A intenção do organizador da colecção, Jeff VanderMeer, foi o de juntar histórias diversas, «que vão do terror ao realismo mágico», escritas por autores bestsellers: Silvia Moreno-Garcia, Stephen Graham Jones, Carmen Maria Machado, Tochi Onyebuchi, Karen Russell e o próprio VanderMeer.

As seis histórias da colecção exploram a relação do Homem com a Natureza, os conflitos que daí advêm e as suas consequências. Cada conto é vendido em separado; para quem tem Amazon Prime, os e-books são gratuitos. 

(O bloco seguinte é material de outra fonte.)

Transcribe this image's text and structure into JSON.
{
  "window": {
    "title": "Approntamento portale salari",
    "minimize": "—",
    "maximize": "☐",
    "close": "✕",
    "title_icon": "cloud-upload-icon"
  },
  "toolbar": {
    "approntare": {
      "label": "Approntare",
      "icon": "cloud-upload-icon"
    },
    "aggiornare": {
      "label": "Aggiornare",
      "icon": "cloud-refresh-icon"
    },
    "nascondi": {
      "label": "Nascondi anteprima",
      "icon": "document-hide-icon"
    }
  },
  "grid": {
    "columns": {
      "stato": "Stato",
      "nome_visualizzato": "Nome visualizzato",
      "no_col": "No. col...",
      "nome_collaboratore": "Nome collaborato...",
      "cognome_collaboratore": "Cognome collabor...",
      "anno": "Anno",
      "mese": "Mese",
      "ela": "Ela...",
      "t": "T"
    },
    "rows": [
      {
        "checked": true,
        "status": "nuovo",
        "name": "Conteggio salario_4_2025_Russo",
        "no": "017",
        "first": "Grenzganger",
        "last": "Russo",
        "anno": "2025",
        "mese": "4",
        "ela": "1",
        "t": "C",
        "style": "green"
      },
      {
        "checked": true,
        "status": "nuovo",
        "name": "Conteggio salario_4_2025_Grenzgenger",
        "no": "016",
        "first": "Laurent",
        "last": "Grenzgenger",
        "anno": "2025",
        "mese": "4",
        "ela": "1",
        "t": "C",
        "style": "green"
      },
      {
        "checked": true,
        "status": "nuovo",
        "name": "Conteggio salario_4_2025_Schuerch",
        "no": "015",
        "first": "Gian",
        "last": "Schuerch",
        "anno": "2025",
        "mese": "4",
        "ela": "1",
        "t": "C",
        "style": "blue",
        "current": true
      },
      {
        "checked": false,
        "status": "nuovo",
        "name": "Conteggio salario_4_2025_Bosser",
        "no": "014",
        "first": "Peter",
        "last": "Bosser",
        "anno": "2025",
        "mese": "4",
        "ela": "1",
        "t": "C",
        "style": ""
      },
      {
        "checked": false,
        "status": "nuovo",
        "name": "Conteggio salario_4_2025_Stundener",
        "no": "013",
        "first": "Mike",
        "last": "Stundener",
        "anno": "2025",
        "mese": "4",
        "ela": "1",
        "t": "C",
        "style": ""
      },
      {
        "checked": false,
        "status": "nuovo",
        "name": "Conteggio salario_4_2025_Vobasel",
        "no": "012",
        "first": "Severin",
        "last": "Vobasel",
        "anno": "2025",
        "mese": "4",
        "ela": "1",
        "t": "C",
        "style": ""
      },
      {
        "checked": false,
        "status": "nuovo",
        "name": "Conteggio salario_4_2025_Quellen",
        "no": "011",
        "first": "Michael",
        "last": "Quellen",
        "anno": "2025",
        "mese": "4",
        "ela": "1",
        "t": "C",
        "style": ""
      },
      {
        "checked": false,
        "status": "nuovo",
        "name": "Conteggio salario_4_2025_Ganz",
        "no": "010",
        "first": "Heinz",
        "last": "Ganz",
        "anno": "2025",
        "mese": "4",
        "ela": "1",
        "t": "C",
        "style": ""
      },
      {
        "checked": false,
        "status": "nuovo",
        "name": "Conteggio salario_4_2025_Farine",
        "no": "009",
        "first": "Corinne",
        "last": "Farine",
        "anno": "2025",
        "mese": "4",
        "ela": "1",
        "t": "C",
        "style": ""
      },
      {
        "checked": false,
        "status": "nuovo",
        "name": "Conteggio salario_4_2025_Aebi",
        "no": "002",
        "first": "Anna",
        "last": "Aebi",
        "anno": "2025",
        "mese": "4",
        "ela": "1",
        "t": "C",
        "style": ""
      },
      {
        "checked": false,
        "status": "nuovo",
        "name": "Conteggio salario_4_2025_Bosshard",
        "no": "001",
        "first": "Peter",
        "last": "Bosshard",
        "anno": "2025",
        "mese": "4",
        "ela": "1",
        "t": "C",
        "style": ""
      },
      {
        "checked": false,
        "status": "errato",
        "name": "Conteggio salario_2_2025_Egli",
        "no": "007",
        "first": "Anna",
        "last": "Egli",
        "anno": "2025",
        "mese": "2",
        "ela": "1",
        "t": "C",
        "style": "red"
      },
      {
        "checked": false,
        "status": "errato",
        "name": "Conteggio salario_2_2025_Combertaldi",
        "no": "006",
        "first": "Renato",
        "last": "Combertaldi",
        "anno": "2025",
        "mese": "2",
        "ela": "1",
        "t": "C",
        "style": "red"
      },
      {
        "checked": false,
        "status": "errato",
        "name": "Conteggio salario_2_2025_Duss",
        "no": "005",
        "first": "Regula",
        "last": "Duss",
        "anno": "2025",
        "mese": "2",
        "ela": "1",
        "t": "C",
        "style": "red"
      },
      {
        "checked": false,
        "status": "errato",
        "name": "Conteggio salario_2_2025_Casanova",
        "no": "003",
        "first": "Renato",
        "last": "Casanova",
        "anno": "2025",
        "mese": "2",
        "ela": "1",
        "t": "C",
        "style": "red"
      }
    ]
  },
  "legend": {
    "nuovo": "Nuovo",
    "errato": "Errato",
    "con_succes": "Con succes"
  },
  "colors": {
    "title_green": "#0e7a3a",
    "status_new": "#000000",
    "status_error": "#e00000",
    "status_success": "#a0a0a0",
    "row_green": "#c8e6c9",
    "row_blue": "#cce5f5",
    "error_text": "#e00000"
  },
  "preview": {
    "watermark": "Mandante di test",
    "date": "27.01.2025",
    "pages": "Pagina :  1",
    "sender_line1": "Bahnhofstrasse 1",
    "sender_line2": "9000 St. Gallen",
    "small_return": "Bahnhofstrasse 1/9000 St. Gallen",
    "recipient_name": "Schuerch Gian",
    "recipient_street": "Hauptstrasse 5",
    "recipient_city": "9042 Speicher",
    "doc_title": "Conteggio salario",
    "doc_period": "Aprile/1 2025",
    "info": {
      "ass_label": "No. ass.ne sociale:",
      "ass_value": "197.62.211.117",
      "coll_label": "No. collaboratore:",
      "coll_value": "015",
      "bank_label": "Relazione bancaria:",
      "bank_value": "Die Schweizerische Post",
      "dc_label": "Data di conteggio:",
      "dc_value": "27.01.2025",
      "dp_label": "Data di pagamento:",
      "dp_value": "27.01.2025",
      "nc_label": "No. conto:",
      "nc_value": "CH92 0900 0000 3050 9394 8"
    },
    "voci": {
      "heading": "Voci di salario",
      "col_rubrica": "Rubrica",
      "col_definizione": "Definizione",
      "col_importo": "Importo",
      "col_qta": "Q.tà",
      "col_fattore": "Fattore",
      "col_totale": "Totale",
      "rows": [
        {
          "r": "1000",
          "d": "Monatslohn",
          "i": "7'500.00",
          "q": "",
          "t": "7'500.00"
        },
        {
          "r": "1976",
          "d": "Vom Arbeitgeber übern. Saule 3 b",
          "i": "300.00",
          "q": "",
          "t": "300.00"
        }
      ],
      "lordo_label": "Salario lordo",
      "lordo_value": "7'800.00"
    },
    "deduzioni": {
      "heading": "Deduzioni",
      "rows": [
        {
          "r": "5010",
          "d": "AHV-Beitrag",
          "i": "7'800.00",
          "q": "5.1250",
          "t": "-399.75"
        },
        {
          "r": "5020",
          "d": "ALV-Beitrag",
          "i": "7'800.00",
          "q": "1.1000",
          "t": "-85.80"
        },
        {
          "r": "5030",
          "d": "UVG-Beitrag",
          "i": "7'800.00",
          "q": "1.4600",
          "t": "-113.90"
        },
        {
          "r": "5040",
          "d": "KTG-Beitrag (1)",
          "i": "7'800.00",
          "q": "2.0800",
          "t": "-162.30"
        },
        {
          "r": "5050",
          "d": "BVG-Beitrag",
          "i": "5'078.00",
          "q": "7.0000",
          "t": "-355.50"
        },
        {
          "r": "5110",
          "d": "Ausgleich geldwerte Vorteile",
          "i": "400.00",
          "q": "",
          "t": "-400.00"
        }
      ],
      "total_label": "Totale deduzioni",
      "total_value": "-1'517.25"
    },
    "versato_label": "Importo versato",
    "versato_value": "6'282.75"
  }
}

Comecei pelo primeiro conto: The tiger came to the mountains, de Silvia Moreno-Garcia.

Desta autora, li Mexican gothic, que recomendo, lançado em 2020 e vencedor do August Derleth Award de melhor livro de terror, em 2021

Em The tiger came to the mountains, a acção passa-se em 1917, durante a Revolução Mexicana. A nossa narradora é uma destemida jovem de 13 anos, que a autora baseou numa bisavó que sobreviveu ao conflito armado.

Em menos de trinta páginas, somos imersos no ambiente de medo e privação em que as personagens vivem. O evento central é o título do conto, mas é a luta humana pela sobrevivência durante a guerra o drama central.

Ninguém está a salvo dos soldados que pilham, e agridem, e assassinam. Por isso, quando alguns animais selvagens escapam de um circo, é mais uma história engraçada do que algo que inspire um receio real. Sobreviver à guerra é muito mais importante... e improvável.

O encontro entre o tigre e a protagonista é o ponto alto, mas não o mais intenso. A narradora é precoce, teve de crescer depressa, tem responsabilidades e medos que ninguém tão novo deveria ter. A sua família é formada por mulheres fortes, que têm de gerir os aspectos práticos e cuidar dos membros mais sensíveis, simplesmente porque alguém tem de o fazer.

Moreno-Garcia é uma escritora talentosa que sabe envolver o leitor. A narrativa tem vários aspectos simbólicos e momentos de beleza poética.

«My father had taught me enough about the art of taxidermy. (...) I stuffed what the boys brought me. Except for the rabbits, which I would catch in a snare, and the squirrels, which I killed with my slingshot. I know some softhearted people might think it is cruel to kill a squirrel, but it's crueler still to watch your siblings growing up stunted and skinny. A squirrel's tiny bones may be hard to pick when you are having soup, but hunger is harder.»

Estou entusiasmada em ler os restantes títulos.

O próximo número da colecção é Wildlife, de Jeff VanderMeer.